In 1970-71, Nagchaudhuri also chaired a committee that examined India's maritime security issues. The committee made several key recommendations about the requirement to patrol India's vast coastline, set up a registry of offshore fishing vessels in order to identify illegal activity, and establish a capable and well-equipped force to intercept vessels engaged in illegal activities. The recommendations of the committee formed the foundation of the subsequent Rustamji Committee in 1974, that led to the establishment of the Indian Coast Guard.

===Later work===
From 1 July 1974 to 1 January 1979, he served as the Vice Chancellor of the Jawaharlal Nehru University (JNU). From 1975 to 1977, he served as the Chairman of the National Committee on Environmental Planning and Coordination.

He also served on the Board of Governors of the Indian Institute of Technology, Delhi.

==Affiliations==
Nagchaudhuri served on numerous Indian and international scientific councils. From 1976 to 1984, he served a Member of the Scientific Council of the International Centre for Theoretical Physics. From 1980 to 1982, he also served on the Research Advisory Council of the National Physical Laboratory. He also served as a member and vice-chair of the Board of Governors of the East-West Center.

He also served on the boards of various Indian public sector companies.
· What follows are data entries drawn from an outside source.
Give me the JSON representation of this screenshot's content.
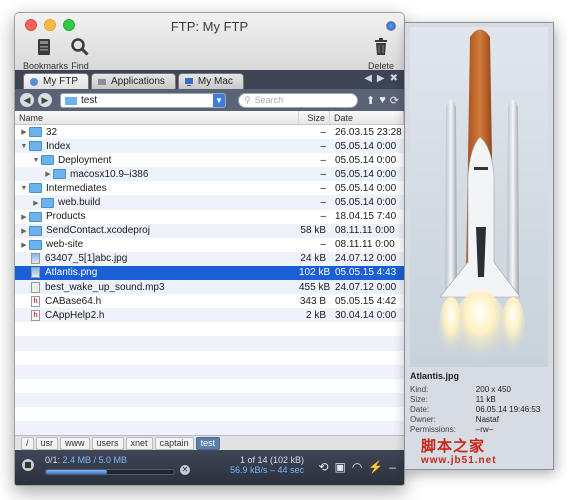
{
  "window": {
    "title": "FTP: My FTP",
    "toolbar": {
      "bookmarks": "Bookmarks",
      "find": "Find",
      "delete": "Delete"
    }
  },
  "tabs": [
    {
      "label": "My FTP",
      "active": true
    },
    {
      "label": "Applications",
      "active": false
    },
    {
      "label": "My Mac",
      "active": false
    }
  ],
  "pathbar": {
    "folder": "test",
    "search_placeholder": "Search"
  },
  "columns": {
    "name": "Name",
    "size": "Size",
    "date": "Date"
  },
  "files": [
    {
      "indent": 0,
      "disc": "▶",
      "type": "folder",
      "name": "32",
      "size": "–",
      "date": "26.03.15 23:28"
    },
    {
      "indent": 0,
      "disc": "▼",
      "type": "folder",
      "name": "Index",
      "size": "–",
      "date": "05.05.14 0:00"
    },
    {
      "indent": 1,
      "disc": "▼",
      "type": "folder",
      "name": "Deployment",
      "size": "–",
      "date": "05.05.14 0:00"
    },
    {
      "indent": 2,
      "disc": "▶",
      "type": "folder",
      "name": "macosx10.9–i386",
      "size": "–",
      "date": "05.05.14 0:00"
    },
    {
      "indent": 0,
      "disc": "▼",
      "type": "folder",
      "name": "Intermediates",
      "size": "–",
      "date": "05.05.14 0:00"
    },
    {
      "indent": 1,
      "disc": "▶",
      "type": "folder",
      "name": "web.build",
      "size": "–",
      "date": "05.05.14 0:00"
    },
    {
      "indent": 0,
      "disc": "▶",
      "type": "folder",
      "name": "Products",
      "size": "–",
      "date": "18.04.15 7:40"
    },
    {
      "indent": 0,
      "disc": "▶",
      "type": "folder",
      "name": "SendContact.xcodeproj",
      "size": "58 kB",
      "date": "08.11.11 0:00"
    },
    {
      "indent": 0,
      "disc": "▶",
      "type": "folder",
      "name": "web-site",
      "size": "–",
      "date": "08.11.11 0:00"
    },
    {
      "indent": 0,
      "disc": "",
      "type": "img",
      "name": "63407_5[1]abc.jpg",
      "size": "24 kB",
      "date": "24.07.12 0:00"
    },
    {
      "indent": 0,
      "disc": "",
      "type": "img",
      "name": "Atlantis.png",
      "size": "102 kB",
      "date": "05.05.15 4:43",
      "selected": true
    },
    {
      "indent": 0,
      "disc": "",
      "type": "mp3",
      "name": "best_wake_up_sound.mp3",
      "size": "455 kB",
      "date": "24.07.12 0:00"
    },
    {
      "indent": 0,
      "disc": "",
      "type": "h",
      "name": "CABase64.h",
      "size": "343 B",
      "date": "05.05.15 4:42"
    },
    {
      "indent": 0,
      "disc": "",
      "type": "h",
      "name": "CAppHelp2.h",
      "size": "2 kB",
      "date": "30.04.14 0:00"
    }
  ],
  "breadcrumbs": [
    "/",
    "usr",
    "www",
    "users",
    "xnet",
    "captain",
    "test"
  ],
  "status": {
    "transfer_prefix": "0/1:",
    "transfer_amount": "2.4 MB / 5.0 MB",
    "progress": 0.48,
    "count": "1 of 14 (102 kB)",
    "speed": "56.9 kB/s – 44 sec"
  },
  "preview": {
    "filename": "Atlantis.jpg",
    "rows": [
      {
        "key": "Kind:",
        "value": "200 x 450"
      },
      {
        "key": "Size:",
        "value": "11 kB"
      },
      {
        "key": "Date:",
        "value": "06.05.14 19:46:53"
      },
      {
        "key": "Owner:",
        "value": "Nastaf"
      },
      {
        "key": "Permissions:",
        "value": "–rw–"
      }
    ],
    "watermark": "脚本之家",
    "watermark_url": "www.jb51.net"
  },
  "colors": {
    "selection": "#1a5fd6",
    "status_bg": "#2b303d",
    "folder": "#6cb2ec"
  }
}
These included Bharat Dynamics Limited, Bharat Electronics Limited and Hindustan Aeronautics Limited.

Nag Chaudhuri maintained an active interest in Hindustani Classical Music and Bengali literature and culture.

===Awards===
Nagchaudhuri was elected a Fellow of the Indian National Science Academy in 1964. He was awarded the Padma Vibhushan in 1975. He also received honorary doctorates from Andhra University and the Kanpur University.

==Death==
Nagchaudhuri died of a cerebral infarction on 25 June 2006. He was survived by his wife, Dipali Nag, his son and his family.